ESMO 2022 takes stock of the highlights of early breast cancer

The 2022 European Society for Internal Oncology (ESMO) Annual Meeting was held

DATA Research

AI sequential extension to more than 5 years is not recommended for all postmenopausal HR-positive breast cancer patients

For postmenopausal hormone receptor (HR)-positive early-stage breast cancer, 5-year endocrine therapy has been the standard of

The DATA study was designed to assess the benefit of patients with HR-positive early-stage breast cancer who continued to receive 3- or 6-year anastrozole therapy after 2 to 3 years of adjuvant therapy with tamoxifen

The results showed that the DFS rates after 10-year correction were 69.

Further stratification analysis showed a significant benefit from 10-year correction of DFS in the prolonged endocrine therapy group compared with a single positive population, and the absolute benefit was significantly increased

The DATA findings suggest that AI sequential prolongation to more than

brief summary

The results of many clinical trials of extended therapy after 5 years of AI-assisted endocrine therapy are inconsistent, and GIM4 studies have shown that after 2 to 3 years of amoxifen treatment, adjuvant therapy regimens that extend the use time of letrozole can bring greater benefits to postmenopausal HR+ breast cancer patients; In the NSABP B42 study, the AI treatment group with extended 5 years increased overall DFS by 3.
4% compared with the placebo group, which did not achieve a statistical difference but showed a trend of clinical benefit; In the DATA study, after 2-3 years of his moxifen, the absolute benefit of the DFS rate after 10-year correction was 3.
1% compared with 3-year AI, although it also did not reach a statistically significant difference, but the absolute benefit increased
significantly in high-risk groups such as lymph node positive, ER and PR positive, tumor > 2cm.
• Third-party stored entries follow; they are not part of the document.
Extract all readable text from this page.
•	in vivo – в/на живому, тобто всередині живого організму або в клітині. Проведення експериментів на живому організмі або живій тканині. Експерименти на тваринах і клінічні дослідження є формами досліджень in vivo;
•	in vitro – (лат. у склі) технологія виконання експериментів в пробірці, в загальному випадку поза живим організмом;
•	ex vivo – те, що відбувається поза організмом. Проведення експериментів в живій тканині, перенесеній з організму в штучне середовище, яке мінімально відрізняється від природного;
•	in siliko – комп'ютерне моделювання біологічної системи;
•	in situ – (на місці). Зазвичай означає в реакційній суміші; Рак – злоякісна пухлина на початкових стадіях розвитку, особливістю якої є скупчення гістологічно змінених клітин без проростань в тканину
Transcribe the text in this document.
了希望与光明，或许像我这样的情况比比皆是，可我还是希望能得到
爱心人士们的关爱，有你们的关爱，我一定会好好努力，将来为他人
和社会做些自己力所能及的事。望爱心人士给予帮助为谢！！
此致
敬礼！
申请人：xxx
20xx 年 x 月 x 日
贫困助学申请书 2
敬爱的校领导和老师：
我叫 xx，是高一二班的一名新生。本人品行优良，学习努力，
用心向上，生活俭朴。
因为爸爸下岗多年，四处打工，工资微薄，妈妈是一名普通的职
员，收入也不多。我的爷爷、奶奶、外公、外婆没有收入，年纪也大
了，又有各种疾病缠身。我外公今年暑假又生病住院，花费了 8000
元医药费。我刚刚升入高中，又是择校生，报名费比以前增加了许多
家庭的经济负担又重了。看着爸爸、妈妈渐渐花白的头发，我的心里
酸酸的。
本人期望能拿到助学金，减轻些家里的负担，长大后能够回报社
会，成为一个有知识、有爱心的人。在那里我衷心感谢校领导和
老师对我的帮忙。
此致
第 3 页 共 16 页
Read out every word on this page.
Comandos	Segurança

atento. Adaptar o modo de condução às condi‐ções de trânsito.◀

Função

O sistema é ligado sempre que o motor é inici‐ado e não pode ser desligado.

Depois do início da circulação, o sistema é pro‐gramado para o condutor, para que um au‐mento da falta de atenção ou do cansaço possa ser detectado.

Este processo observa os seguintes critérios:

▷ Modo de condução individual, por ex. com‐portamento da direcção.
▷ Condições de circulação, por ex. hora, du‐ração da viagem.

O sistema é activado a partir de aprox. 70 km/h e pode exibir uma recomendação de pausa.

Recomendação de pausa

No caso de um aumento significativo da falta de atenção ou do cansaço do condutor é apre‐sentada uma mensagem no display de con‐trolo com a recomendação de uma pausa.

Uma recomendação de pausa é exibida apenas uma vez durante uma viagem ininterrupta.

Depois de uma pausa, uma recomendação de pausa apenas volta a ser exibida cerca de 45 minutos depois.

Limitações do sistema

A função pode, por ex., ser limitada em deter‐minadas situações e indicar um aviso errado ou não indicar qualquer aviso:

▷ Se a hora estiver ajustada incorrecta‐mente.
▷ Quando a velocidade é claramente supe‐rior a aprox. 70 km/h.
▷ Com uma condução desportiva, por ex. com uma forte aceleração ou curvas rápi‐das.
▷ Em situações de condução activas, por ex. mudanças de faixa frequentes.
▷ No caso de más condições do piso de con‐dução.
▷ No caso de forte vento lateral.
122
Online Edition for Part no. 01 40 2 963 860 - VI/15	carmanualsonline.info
In response to these arguments, EBCTCG conducted a meta-analysis that included 12 previous major randomized studies that showed that in patients receiving 5 years of initial or sequential AI, continued prolongation of AI for 3-5 years reduces the risk of
recurrence and death.

Further analysis found that high-risk populations inducted by various methods such as relative inadequate previous treatment, positive lymph nodes, positive hormone receptors, or genetic testing had significant
benefits.

In addition, the clinical treatment score (CTS5) after 5 years and multigenic testing tools are recommended to guide prolonged endocrine therapy ^decisions1
.

GlM2 study

Dose-intensive chemotherapy should be considered the best adjunctive treatment regimen for patients with node-positive breast cancer

In the age of precision medicine, chemotherapy remains the cornerstone
of breast cancer treatment.

Dose-intensive chemotherapy refers to chemotherapy with MTD or a smaller dose but a shortened interval between doses relative to traditional maximum tolerated dose (MTD) chemotherapy
once every 3 weeks.

Dose-intensive chemotherapy reduces recurrence and mortality
in patients with high-risk early-stage breast cancer.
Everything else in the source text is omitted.